For years, Alan Moore’s battled with DC Comics over the rights to his series “Watchmen,” perpetual best-seller and source material for a 2009 movie directed by Zack Snyder. According to a 2006 interview with the New York Times, Moore felt like the company swindled him by getting him to sign a contract that agreed to return the rights to “Watchmen” (and another series, “V For Vendetta”) to him when the book went out of print knowing that since had no intention of ever letting the books go out of print, they’d never have to give the rights back.
After the “Watchmen” movie (which Moore demanded his name removed from) grossed over $180 million dollars worldwide and reignited sales of the original graphic novel, DC was understandably interested in expanding the property. Now Moore tells Wired.com that DC offered him back those “Watchmen” rights he so highly coveted once, but at a price he wasn’t interested in paying.
“They offered me the rights to Watchmen back, if I would agree to some dopey prequels and sequels,” says Moore in the interview. “So I just told them that if they said that ten years ago, when I asked them for that, then yeah it might have worked. But these days I don’t want ‘Watchmen’ back. Certainly, I don’t want it back under those kinds of terms.”
Meanwhile, at Comic Book Resources (said in your best ’60s “Batman” TV show narrator voice), DC Comics co-publisher Dan DiDio refused to confirm the details of any offer to Moore, but basically agreed with them by noting “we’ve been saying for a while… that ‘Watchmen’ is truly one of the premier projects out there, and if we were ever to proceed with [a sequel] the most logical place to start would be with Alan and [“Watchmen” illustrator] Dave [Gibbons]. For me, it’s one of those things that’s still one of the crown jewels in comics.”

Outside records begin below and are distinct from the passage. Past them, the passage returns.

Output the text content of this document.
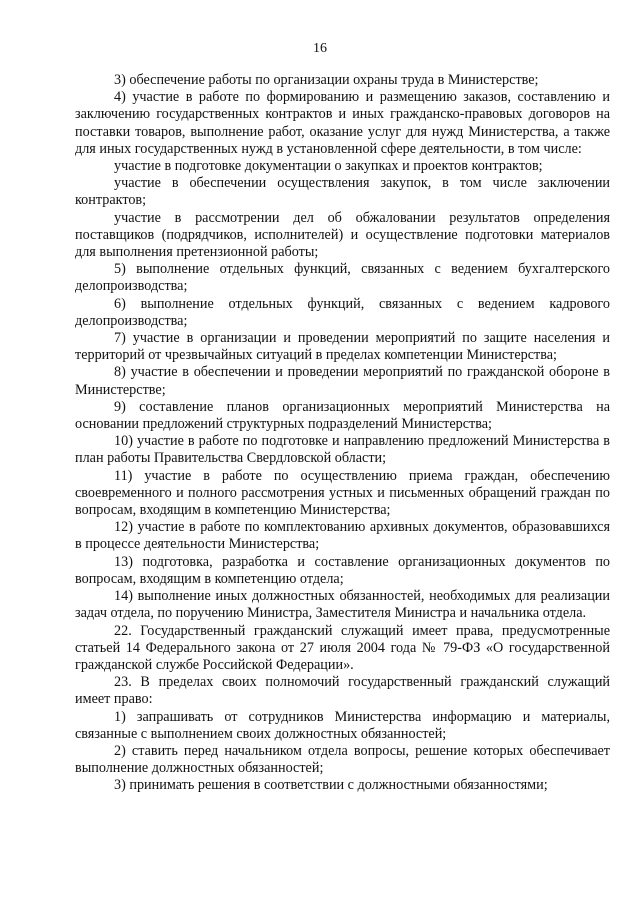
16

3) обеспечение работы по организации охраны труда в Министерстве;

4) участие в работе по формированию и размещению заказов, составлению и заключению государственных контрактов и иных гражданско-правовых договоров на поставки товаров, выполнение работ, оказание услуг для нужд Министерства, а также для иных государственных нужд в установленной сфере деятельности, в том числе:

участие в подготовке документации о закупках и проектов контрактов;

участие в обеспечении осуществления закупок, в том числе заключении контрактов;

участие в рассмотрении дел об обжаловании результатов определения поставщиков (подрядчиков, исполнителей) и осуществление подготовки материалов для выполнения претензионной работы;

5) выполнение отдельных функций, связанных с ведением бухгалтерского делопроизводства;

6) выполнение отдельных функций, связанных с ведением кадрового делопроизводства;

7) участие в организации и проведении мероприятий по защите населения и территорий от чрезвычайных ситуаций в пределах компетенции Министерства;

8) участие в обеспечении и проведении мероприятий по гражданской обороне в Министерстве;

9) составление планов организационных мероприятий Министерства на основании предложений структурных подразделений Министерства;

10) участие в работе по подготовке и направлению предложений Министерства в план работы Правительства Свердловской области;

11) участие в работе по осуществлению приема граждан, обеспечению своевременного и полного рассмотрения устных и письменных обращений граждан по вопросам, входящим в компетенцию Министерства;

12) участие в работе по комплектованию архивных документов, образовавшихся в процессе деятельности Министерства;

13) подготовка, разработка и составление организационных документов по вопросам, входящим в компетенцию отдела;

14) выполнение иных должностных обязанностей, необходимых для реализации задач отдела, по поручению Министра, Заместителя Министра и начальника отдела.

22. Государственный гражданский служащий имеет права, предусмотренные статьей 14 Федерального закона от 27 июля 2004 года № 79-ФЗ «О государственной гражданской службе Российской Федерации».

23. В пределах своих полномочий государственный гражданский служащий имеет право:

1) запрашивать от сотрудников Министерства информацию и материалы, связанные с выполнением своих должностных обязанностей;

2) ставить перед начальником отдела вопросы, решение которых обеспечивает выполнение должностных обязанностей;

3) принимать решения в соответствии с должностными обязанностями;
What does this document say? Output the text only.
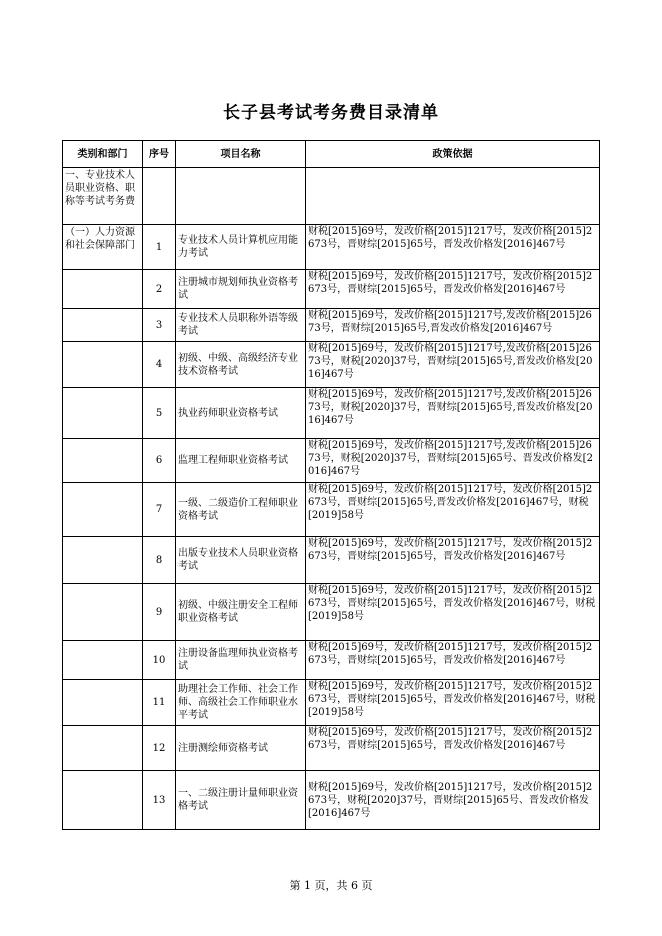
长子县考试考务费目录清单
类别和部门	序号	项目名称	政策依据
一、专业技术人员职业资格、职称等考试考务费			
（一）人力资源和社会保障部门	1	专业技术人员计算机应用能力考试	财税[2015]69号，发改价格[2015]1217号，发改价格[2015]2673号，晋财综[2015]65号，晋发改价格发[2016]467号

	2	注册城市规划师执业资格考试	财税[2015]69号，发改价格[2015]1217号，发改价格[2015]2673号，晋财综[2015]65号，晋发改价格发[2016]467号

	3	专业技术人员职称外语等级考试	财税[2015]69号，发改价格[2015]1217号,发改价格[2015]2673号，晋财综[2015]65号,晋发改价格发[2016]467号

	4	初级、中级、高级经济专业技术资格考试	财税[2015]69号，发改价格[2015]1217号,发改价格[2015]2673号，财税[2020]37号，晋财综[2015]65号,晋发改价格发[2016]467号

	5	执业药师职业资格考试	财税[2015]69号，发改价格[2015]1217号,发改价格[2015]2673号，财税[2020]37号，晋财综[2015]65号,晋发改价格发[2016]467号

	6	监理工程师职业资格考试	财税[2015]69号，发改价格[2015]1217号,发改价格[2015]2673号，财税[2020]37号，晋财综[2015]65号、晋发改价格发[2016]467号

	7	一级、二级造价工程师职业资格考试	财税[2015]69号，发改价格[2015]1217号，发改价格[2015]2673号，晋财综[2015]65号,晋发改价格发[2016]467号，财税[2019]58号

	8	出版专业技术人员职业资格考试	财税[2015]69号，发改价格[2015]1217号，发改价格[2015]2673号，晋财综[2015]65号，晋发改价格发[2016]467号

	9	初级、中级注册安全工程师职业资格考试	财税[2015]69号，发改价格[2015]1217号，发改价格[2015]2673号，晋财综[2015]65号，晋发改价格发[2016]467号，财税[2019]58号

	10	注册设备监理师执业资格考试	财税[2015]69号，发改价格[2015]1217号，发改价格[2015]2673号，晋财综[2015]65号，晋发改价格发[2016]467号

	11	助理社会工作师、社会工作师、高级社会工作师职业水平考试	财税[2015]69号，发改价格[2015]1217号，发改价格[2015]2673号，晋财综[2015]65号，晋发改价格发[2016]467号，财税[2019]58号

	12	注册测绘师资格考试	财税[2015]69号，发改价格[2015]1217号，发改价格[2015]2673号，晋财综[2015]65号，晋发改价格发[2016]467号

	13	一、二级注册计量师职业资格考试	财税[2015]69号，发改价格[2015]1217号，发改价格[2015]2673号，财税[2020]37号，晋财综[2015]65号、晋发改价格发[2016]467号
第 1 页，共 6 页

But after years of complaining, the king no longer wants his crown jewels back. I guess this technically should be disappointing news for “Watchmen” fans, since it means they won’t be getting more material set in the “Watchmen” universe.
But do “Watchmen” fans even want more material set in the “Watchmen” universe? Like a lot of masterpieces, “Watchmen” didn’t leave a lot left to be said. Seems like Alan Moore agrees.